Aujourd’hui, en Tunisie, grâce notamment au Code du statut personnel (CSP), les femmes ont pu réaliser ce qui, quelques années plus tôt, relevait de l’impossible. Ce changement, comme tous ceux qui ont marqué l’histoire de l’humanité, a été imposé aux hommes mais n’a rien changé à leurs croyances. Si l’esclavage a été aboli, la discrimination n’a pas disparu pour autant et si les femmes arabes ont conquis le monde, elles font face encore et toujours aux préjugés séculaires et moyenâgeux, souvent refoulés dans le discours et exprimés, à chaque occasion qui se présente, par l’agressivité du frustré.
L’étude de CAWTAR est intitulée « La femme arabe dans le dialogue virtuel, une étude des représentations de la femme sur les pages Facebook des médias». Elle permet de montrer, à travers l’analyse des commentaires des internautes, l’idée que ceux-ci se font du contenu des médias et par conséquent des femmes en général.

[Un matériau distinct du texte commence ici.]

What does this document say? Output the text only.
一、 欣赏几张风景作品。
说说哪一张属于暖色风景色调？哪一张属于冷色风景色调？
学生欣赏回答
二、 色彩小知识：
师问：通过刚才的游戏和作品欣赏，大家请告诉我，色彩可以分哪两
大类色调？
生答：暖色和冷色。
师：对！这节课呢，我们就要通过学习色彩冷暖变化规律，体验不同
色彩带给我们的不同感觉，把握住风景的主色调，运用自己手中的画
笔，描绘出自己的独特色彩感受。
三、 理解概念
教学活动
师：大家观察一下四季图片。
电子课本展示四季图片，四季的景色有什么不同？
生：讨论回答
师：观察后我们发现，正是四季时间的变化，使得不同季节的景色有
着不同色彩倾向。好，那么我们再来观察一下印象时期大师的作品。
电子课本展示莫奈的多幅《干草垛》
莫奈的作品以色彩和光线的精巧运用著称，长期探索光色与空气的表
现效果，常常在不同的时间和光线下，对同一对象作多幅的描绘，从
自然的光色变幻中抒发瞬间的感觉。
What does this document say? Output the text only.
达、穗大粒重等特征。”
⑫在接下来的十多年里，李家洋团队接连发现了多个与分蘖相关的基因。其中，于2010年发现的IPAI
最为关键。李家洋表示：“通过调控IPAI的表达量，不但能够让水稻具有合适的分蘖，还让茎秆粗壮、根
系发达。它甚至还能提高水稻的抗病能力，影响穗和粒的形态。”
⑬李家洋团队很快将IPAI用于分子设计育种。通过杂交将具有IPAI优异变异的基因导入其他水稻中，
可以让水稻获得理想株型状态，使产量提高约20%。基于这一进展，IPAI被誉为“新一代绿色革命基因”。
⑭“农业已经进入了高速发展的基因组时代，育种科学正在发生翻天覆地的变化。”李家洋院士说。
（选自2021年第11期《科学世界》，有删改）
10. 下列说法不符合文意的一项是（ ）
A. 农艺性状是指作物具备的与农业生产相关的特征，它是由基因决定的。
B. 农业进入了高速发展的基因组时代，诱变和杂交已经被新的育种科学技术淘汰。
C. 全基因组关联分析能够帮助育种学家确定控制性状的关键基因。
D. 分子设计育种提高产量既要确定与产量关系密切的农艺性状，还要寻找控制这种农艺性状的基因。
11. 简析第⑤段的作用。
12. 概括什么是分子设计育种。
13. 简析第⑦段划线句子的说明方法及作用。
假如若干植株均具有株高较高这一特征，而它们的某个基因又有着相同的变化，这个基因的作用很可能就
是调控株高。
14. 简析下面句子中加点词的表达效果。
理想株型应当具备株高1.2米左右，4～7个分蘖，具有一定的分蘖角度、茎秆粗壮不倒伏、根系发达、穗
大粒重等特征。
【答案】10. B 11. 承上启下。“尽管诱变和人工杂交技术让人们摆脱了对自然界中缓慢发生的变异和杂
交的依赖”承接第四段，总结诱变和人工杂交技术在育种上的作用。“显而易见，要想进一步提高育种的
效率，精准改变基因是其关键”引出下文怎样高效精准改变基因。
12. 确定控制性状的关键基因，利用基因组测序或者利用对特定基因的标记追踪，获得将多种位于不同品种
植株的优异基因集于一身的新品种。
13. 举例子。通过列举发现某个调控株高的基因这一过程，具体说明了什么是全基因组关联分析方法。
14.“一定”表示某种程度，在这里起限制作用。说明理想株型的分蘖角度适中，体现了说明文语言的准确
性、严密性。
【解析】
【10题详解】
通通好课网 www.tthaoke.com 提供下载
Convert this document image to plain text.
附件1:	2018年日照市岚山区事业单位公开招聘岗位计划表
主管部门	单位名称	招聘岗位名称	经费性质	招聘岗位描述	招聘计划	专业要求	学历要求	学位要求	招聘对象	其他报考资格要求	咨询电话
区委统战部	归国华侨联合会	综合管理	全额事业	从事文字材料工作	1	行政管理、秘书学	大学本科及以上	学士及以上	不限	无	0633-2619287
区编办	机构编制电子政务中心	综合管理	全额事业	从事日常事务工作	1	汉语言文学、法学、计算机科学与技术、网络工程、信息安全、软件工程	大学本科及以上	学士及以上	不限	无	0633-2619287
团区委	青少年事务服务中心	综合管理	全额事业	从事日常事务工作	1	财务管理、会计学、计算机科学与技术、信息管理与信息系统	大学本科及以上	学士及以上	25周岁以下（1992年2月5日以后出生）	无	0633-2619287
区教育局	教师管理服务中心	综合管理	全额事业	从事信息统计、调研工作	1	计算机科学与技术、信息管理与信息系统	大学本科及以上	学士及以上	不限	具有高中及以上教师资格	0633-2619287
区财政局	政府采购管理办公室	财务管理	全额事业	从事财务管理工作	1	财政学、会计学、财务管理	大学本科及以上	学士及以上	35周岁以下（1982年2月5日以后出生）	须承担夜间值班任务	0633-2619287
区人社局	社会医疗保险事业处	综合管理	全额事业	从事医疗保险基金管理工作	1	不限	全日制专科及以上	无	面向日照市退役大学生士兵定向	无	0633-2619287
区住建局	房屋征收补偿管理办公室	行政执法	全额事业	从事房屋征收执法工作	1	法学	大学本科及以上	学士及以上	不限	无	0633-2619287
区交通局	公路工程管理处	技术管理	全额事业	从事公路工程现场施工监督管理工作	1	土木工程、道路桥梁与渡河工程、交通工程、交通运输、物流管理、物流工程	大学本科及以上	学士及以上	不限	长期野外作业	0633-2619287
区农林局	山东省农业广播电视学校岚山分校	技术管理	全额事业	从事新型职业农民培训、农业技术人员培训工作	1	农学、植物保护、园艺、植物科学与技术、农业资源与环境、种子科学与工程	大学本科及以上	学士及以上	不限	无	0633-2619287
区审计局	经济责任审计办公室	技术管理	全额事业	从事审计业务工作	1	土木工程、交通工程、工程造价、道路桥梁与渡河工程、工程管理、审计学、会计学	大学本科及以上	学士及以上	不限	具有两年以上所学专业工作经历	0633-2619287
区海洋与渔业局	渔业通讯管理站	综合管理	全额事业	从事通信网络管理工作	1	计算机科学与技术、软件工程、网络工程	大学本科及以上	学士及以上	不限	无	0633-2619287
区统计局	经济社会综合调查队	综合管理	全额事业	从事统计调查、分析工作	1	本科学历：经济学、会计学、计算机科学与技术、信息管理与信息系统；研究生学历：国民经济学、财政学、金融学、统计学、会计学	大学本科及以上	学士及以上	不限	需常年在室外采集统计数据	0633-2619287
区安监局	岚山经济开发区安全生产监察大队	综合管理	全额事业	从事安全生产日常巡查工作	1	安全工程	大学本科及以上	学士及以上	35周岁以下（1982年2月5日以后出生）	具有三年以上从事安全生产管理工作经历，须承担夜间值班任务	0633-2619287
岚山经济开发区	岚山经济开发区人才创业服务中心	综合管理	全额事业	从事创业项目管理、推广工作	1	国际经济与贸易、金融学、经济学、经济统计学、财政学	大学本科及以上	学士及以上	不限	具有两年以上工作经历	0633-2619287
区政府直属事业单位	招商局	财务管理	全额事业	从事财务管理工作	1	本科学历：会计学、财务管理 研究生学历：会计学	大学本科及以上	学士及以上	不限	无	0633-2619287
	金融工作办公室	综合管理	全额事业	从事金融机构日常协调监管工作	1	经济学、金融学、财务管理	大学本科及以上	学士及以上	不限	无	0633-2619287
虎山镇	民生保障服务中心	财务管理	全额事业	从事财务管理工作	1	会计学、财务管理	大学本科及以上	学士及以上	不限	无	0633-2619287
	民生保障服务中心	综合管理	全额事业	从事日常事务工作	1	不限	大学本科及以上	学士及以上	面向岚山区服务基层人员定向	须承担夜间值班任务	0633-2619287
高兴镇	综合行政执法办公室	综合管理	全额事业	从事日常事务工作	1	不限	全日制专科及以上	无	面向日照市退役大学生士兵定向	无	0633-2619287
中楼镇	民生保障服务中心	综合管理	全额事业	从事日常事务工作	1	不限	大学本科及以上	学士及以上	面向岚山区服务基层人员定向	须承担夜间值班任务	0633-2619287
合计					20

Partant du constat que les médias classiques produisent un contenu qui ne reflète pas toujours une réalité, mais qui s’inscrit dans le cadre d’une mentalité et d’une culture, l’étude a posé la question de l’accueil que réservent les plateformes des réseaux sociaux et donc du public, à ces travaux. Si les médias classiques plient sous le poids de la culture hégémonique, l’espace d’échange libre qu’offre Facebook permet-il de montrer une autre facette, plus moderniste et plus consciente de la société ?
Dans le rapport de CAWTAR dix pages Facebook de médias arabes classiques, ouvertes au public, ont été étudiées. Al Jazeera, MTV Lebanon, Mosaïque Fm ainsi que des médias qatari, marocain, égyptien, syrien, soudanais, émirati et saoudien constituent l’échantillon sur lequel a porté l’enquête. L’analyse des commentaires concernant des sujets relatifs aux femmes a révélé des aspects inattendus de ce qui se trame sur la toile.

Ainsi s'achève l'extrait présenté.